Zuma also announced that from this year onwards, all grade 3, 6 and 9 students will write literacy and numeracy tests that are independently moderated. The aim is to increase the pass rate for these tests from the current average of between 35 and 40% to at least 60% by 2014. Results will be sent to parents to track progress.

In addition, each of the country’s 27 000 schools will be assessed by officials from the Department of Basic Education. This will be recorded in an auditable written report.

The government aims to increase the number of matric students who are eligible for university admission to 175 000 a year by 2014,  he continued.
He urged parents to cooperate with the government in making this a success. He also welcomed last month’s statement by the three teacher unions, NAPTOSA, SADTU and SAOU, reaffirming their commitment to the Quality Learning and Teaching Campaign from the beginning of 2010.

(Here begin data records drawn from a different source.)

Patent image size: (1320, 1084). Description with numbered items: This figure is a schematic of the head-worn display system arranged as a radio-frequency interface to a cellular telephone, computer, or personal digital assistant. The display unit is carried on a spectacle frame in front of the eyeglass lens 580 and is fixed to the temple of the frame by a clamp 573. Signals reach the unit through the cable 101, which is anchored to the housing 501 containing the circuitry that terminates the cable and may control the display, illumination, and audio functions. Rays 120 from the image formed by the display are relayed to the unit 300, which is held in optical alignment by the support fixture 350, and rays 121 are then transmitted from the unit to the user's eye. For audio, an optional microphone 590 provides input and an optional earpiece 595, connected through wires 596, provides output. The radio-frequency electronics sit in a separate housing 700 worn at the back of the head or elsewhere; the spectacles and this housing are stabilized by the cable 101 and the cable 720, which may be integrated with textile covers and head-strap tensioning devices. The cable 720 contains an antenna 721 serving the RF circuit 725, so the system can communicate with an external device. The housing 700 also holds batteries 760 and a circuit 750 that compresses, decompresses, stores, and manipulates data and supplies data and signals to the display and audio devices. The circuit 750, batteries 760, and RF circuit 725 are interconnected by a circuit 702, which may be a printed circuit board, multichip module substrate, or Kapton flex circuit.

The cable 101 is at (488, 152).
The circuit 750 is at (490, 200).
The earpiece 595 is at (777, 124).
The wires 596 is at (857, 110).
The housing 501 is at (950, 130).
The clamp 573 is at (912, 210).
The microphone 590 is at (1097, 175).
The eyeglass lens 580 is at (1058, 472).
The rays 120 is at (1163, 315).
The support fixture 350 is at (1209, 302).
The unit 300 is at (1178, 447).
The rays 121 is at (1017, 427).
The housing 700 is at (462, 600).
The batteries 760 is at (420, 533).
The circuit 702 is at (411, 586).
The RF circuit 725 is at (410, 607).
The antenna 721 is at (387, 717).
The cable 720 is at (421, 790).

Zuma further stressed the need to invest in the youth to ensure a skilled and capable workforce to support growth and job creation. He then announced a plan to increase the training of 16-25 year olds in further education and training facilities to provide a second chance at education, for those who do not qualify for university.

The government is working with higher education institutions to ensure that eligible students obtain financial assistance, through the National Student Financial Aid Scheme, he said.

He also announced that the government has set ambitious targets for skills development, to produce additional engineers and technicians, and to increase the number of qualified mathematics and science teachers.

Zuma also stressed that the number of youth who enter learnerships in the private and public sectors, should be increased.